Examples of incomplete workflows include coverage on particular asset types, bucketing data and index exposures.
Stern said SA outsourcing was less a two-tier system (large in-house versus medium outsourced) than a spectrum of compliance levels. In meetings with the Basel committee the regulator "didn't seem to mind" that banks were outsourcing solutions, he said. The main point was that firms were complying in some shape or form.
"When we met with the Basel committee they asked us lots of questions about how we build our solutions, how we architect them, how we test them, how clients use them and what happens when something goes wrong," he said. "There was a real push here to understand the vendor space."
From a systemic risk perspective, the regulators need to make sure that vendor solutions are robust. If twenty different banks are using the same system and there's a bug in the calculation there would be serious problems.

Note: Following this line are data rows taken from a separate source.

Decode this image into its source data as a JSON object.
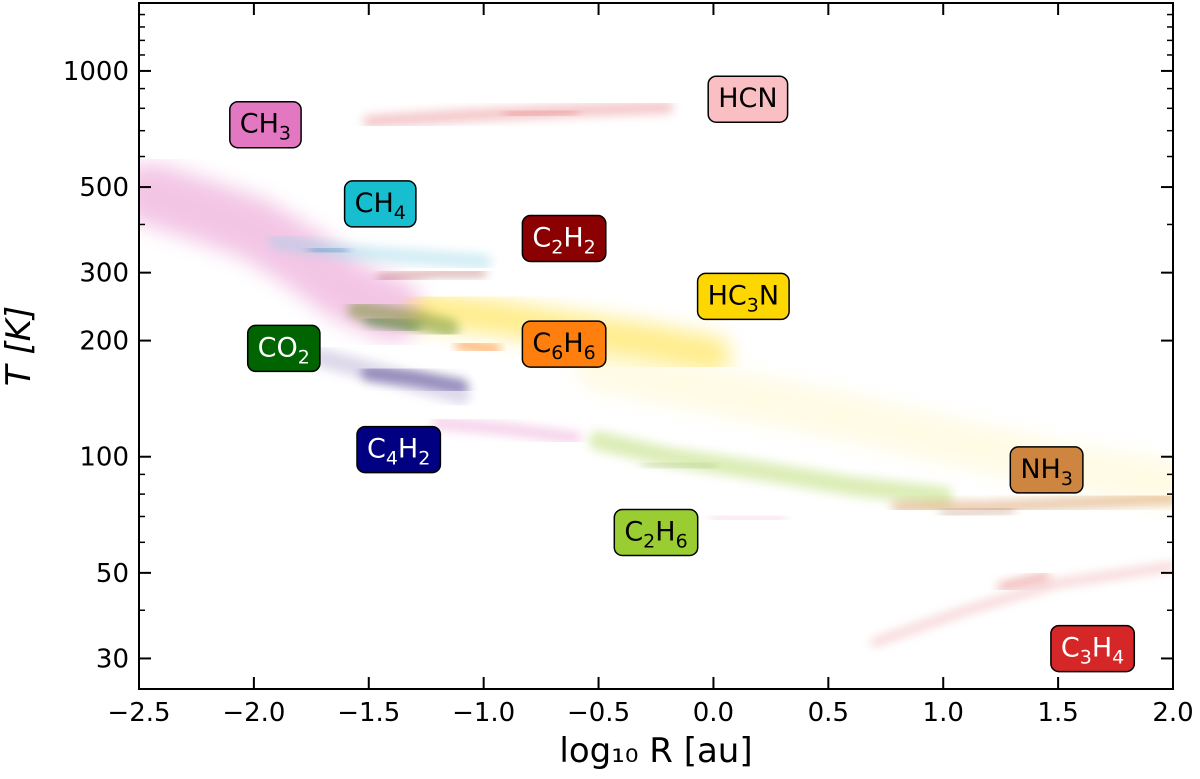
{
  "chart_data": {
    "type": "heatmap",
    "xlabel": "log₁₀ R [au]",
    "ylabel": "T [K]",
    "xlim": [
      -2.5,
      2.0
    ],
    "ylim": [
      25,
      1500
    ],
    "yscale": "log",
    "grid": false,
    "x_ticks": [
      -2.5,
      -2.0,
      -1.5,
      -1.0,
      -0.5,
      0.0,
      0.5,
      1.0,
      1.5,
      2.0
    ],
    "x_tick_labels": [
      "−2.5",
      "−2.0",
      "−1.5",
      "−1.0",
      "−0.5",
      "0.0",
      "0.5",
      "1.0",
      "1.5",
      "2.0"
    ],
    "y_ticks": [
      30,
      50,
      100,
      200,
      300,
      500,
      1000
    ],
    "y_tick_labels": [
      "30",
      "50",
      "100",
      "200",
      "300",
      "500",
      "1000"
    ],
    "y_minor_ticks": [
      40,
      60,
      70,
      80,
      90,
      400,
      600,
      700,
      800,
      900,
      1100,
      1200,
      1300,
      1400
    ],
    "labels": [
      {
        "species": "HCN",
        "base": "HCN",
        "sub": "",
        "tail": "",
        "label_x": 0.15,
        "label_y": 850,
        "color": "#f9bfc2",
        "text_color": "#000000"
      },
      {
        "species": "CH₃",
        "base": "CH",
        "sub": "3",
        "tail": "",
        "label_x": -1.95,
        "label_y": 730,
        "color": "#e377c2",
        "text_color": "#000000"
      },
      {
        "species": "CH₄",
        "base": "CH",
        "sub": "4",
        "tail": "",
        "label_x": -1.45,
        "label_y": 455,
        "color": "#17becf",
        "text_color": "#000000"
      },
      {
        "species": "C₂H₂",
        "base": "C",
        "sub": "2",
        "tail": "H2",
        "label_x": -0.65,
        "label_y": 370,
        "color": "#8b0000",
        "text_color": "#ffffff"
      },
      {
        "species": "HC₃N",
        "base": "HC",
        "sub": "3",
        "tail": "N",
        "label_x": 0.13,
        "label_y": 262,
        "color": "#ffd700",
        "text_color": "#000000"
      },
      {
        "species": "C₆H₆",
        "base": "C",
        "sub": "6",
        "tail": "H6",
        "label_x": -0.65,
        "label_y": 197,
        "color": "#ff7f0e",
        "text_color": "#000000"
      },
      {
        "species": "CO₂",
        "base": "CO",
        "sub": "2",
        "tail": "",
        "label_x": -1.87,
        "label_y": 192,
        "color": "#006400",
        "text_color": "#ffffff"
      },
      {
        "species": "C₄H₂",
        "base": "C",
        "sub": "4",
        "tail": "H2",
        "label_x": -1.37,
        "label_y": 105,
        "color": "#000080",
        "text_color": "#ffffff"
      },
      {
        "species": "NH₃",
        "base": "NH",
        "sub": "3",
        "tail": "",
        "label_x": 1.45,
        "label_y": 93,
        "color": "#cd853f",
        "text_color": "#000000"
      },
      {
        "species": "C₂H₆",
        "base": "C",
        "sub": "2",
        "tail": "H6",
        "label_x": -0.25,
        "label_y": 64,
        "color": "#9acd32",
        "text_color": "#000000"
      },
      {
        "species": "C₃H₄",
        "base": "C",
        "sub": "3",
        "tail": "H4",
        "label_x": 1.65,
        "label_y": 32,
        "color": "#d62728",
        "text_color": "#ffffff"
      }
    ],
    "distributions": [
      {
        "species": "CH₃",
        "color": "#e377c2",
        "points": [
          [
            -2.45,
            480
          ],
          [
            -2.2,
            430
          ],
          [
            -2.0,
            390
          ],
          [
            -1.8,
            330
          ],
          [
            -1.6,
            270
          ],
          [
            -1.4,
            240
          ]
        ],
        "log_width": 0.16,
        "opacity": 0.42
      },
      {
        "species": "CH₃",
        "color": "#e377c2",
        "points": [
          [
            -1.2,
            122
          ],
          [
            -0.9,
            118
          ],
          [
            -0.6,
            112
          ]
        ],
        "log_width": 0.03,
        "opacity": 0.35
      },
      {
        "species": "CH₃",
        "color": "#e377c2",
        "points": [
          [
            0.0,
            70
          ],
          [
            0.3,
            69
          ]
        ],
        "log_width": 0.02,
        "opacity": 0.25
      },
      {
        "species": "HCN",
        "color": "#e8878c",
        "points": [
          [
            -1.5,
            740
          ],
          [
            -1.1,
            765
          ],
          [
            -0.6,
            790
          ],
          [
            -0.2,
            805
          ]
        ],
        "log_width": 0.03,
        "opacity": 0.5
      },
      {
        "species": "HCN",
        "color": "#d62728",
        "points": [
          [
            -0.9,
            770
          ],
          [
            -0.6,
            785
          ]
        ],
        "log_width": 0.015,
        "opacity": 0.35
      },
      {
        "species": "CH₄",
        "color": "#8fd3e6",
        "points": [
          [
            -1.9,
            360
          ],
          [
            -1.6,
            340
          ],
          [
            -1.3,
            330
          ],
          [
            -1.0,
            320
          ]
        ],
        "log_width": 0.04,
        "opacity": 0.4
      },
      {
        "species": "CH₄",
        "color": "#1f77b4",
        "points": [
          [
            -1.75,
            345
          ],
          [
            -1.6,
            340
          ]
        ],
        "log_width": 0.015,
        "opacity": 0.6
      },
      {
        "species": "C₂H₂",
        "color": "#8b0000",
        "points": [
          [
            -1.45,
            290
          ],
          [
            -1.2,
            300
          ],
          [
            -1.0,
            300
          ]
        ],
        "log_width": 0.015,
        "opacity": 0.45
      },
      {
        "species": "HC₃N",
        "color": "#ffd700",
        "points": [
          [
            -1.25,
            240
          ],
          [
            -0.95,
            230
          ],
          [
            -0.65,
            215
          ],
          [
            -0.3,
            200
          ],
          [
            0.0,
            185
          ]
        ],
        "log_width": 0.09,
        "opacity": 0.45
      },
      {
        "species": "HC₃N",
        "color": "#ffd700",
        "points": [
          [
            -0.5,
            170
          ],
          [
            0.5,
            130
          ],
          [
            1.5,
            95
          ],
          [
            2.0,
            85
          ]
        ],
        "log_width": 0.12,
        "opacity": 0.1
      },
      {
        "species": "C₆H₆",
        "color": "#ff7f0e",
        "points": [
          [
            -1.1,
            195
          ],
          [
            -0.95,
            190
          ]
        ],
        "log_width": 0.03,
        "opacity": 0.55
      },
      {
        "species": "CO₂",
        "color": "#6b8e23",
        "points": [
          [
            -1.55,
            240
          ],
          [
            -1.35,
            230
          ],
          [
            -1.15,
            215
          ]
        ],
        "log_width": 0.05,
        "opacity": 0.5
      },
      {
        "species": "CO₂",
        "color": "#006400",
        "points": [
          [
            -1.5,
            225
          ],
          [
            -1.3,
            215
          ]
        ],
        "log_width": 0.025,
        "opacity": 0.4
      },
      {
        "species": "C₄H₂",
        "color": "#3b2e80",
        "points": [
          [
            -1.5,
            165
          ],
          [
            -1.3,
            160
          ],
          [
            -1.1,
            152
          ]
        ],
        "log_width": 0.04,
        "opacity": 0.5
      },
      {
        "species": "C₄H₂",
        "color": "#7b68ae",
        "points": [
          [
            -1.7,
            180
          ],
          [
            -1.1,
            145
          ]
        ],
        "log_width": 0.05,
        "opacity": 0.25
      },
      {
        "species": "C₂H₆",
        "color": "#9acd32",
        "points": [
          [
            -0.5,
            110
          ],
          [
            -0.2,
            100
          ],
          [
            0.2,
            92
          ],
          [
            0.6,
            84
          ],
          [
            1.0,
            79
          ]
        ],
        "log_width": 0.05,
        "opacity": 0.35
      },
      {
        "species": "C₂H₆",
        "color": "#6b8e23",
        "points": [
          [
            -0.3,
            96
          ],
          [
            0.0,
            94
          ]
        ],
        "log_width": 0.015,
        "opacity": 0.3
      },
      {
        "species": "NH₃",
        "color": "#cd853f",
        "points": [
          [
            0.8,
            74
          ],
          [
            1.2,
            74
          ],
          [
            1.6,
            76
          ],
          [
            2.0,
            78
          ]
        ],
        "log_width": 0.03,
        "opacity": 0.45
      },
      {
        "species": "NH₃",
        "color": "#a0522d",
        "points": [
          [
            1.0,
            71
          ],
          [
            1.3,
            73
          ]
        ],
        "log_width": 0.015,
        "opacity": 0.45
      },
      {
        "species": "C₃H₄",
        "color": "#e8878c",
        "points": [
          [
            0.7,
            33
          ],
          [
            1.1,
            40
          ],
          [
            1.5,
            47
          ],
          [
            2.0,
            52
          ]
        ],
        "log_width": 0.02,
        "opacity": 0.4
      },
      {
        "species": "C₃H₄",
        "color": "#d62728",
        "points": [
          [
            1.25,
            46
          ],
          [
            1.45,
            49
          ]
        ],
        "log_width": 0.015,
        "opacity": 0.5
      }
    ]
  }
}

Meanwhile, all banking sources expressed concerns about the potential for regulatory divergence: "Wouldn't it be great if all the regulators could hold hands and implement FRTB together in a uniform way?" said a Bank of England source. "The regulators would also like this to happen, not least with Brexit round the corner."
The big question banks are having around building internal models is based on a cost-benefit analysis: What's the capital relief compared with the cost of implementation?
"FRTB is not just about cleaning up systems, it’s about requiring firms to demonstrate they can model transparency and understand that their right to model can be removed," said the Bank of England source.
Stern said he'd seen little interest in internal models in smaller banks."I would be surprised if more than one or two regional banks in US do internal model approach (IMA); by contrast, some big banks are saying right now they're going to do a standardised IMA," he said.
In Europe there was more pressure to do standardised IMAs, he said. But for all banks the key question was fundamentally of a business nature.
Meanwhile, all of the banking sources Practice Insight spoke to expressed concerns over the increase in capital requirements that accompanies FRTB, which while obvious remained the most pressing implementation challenge they face.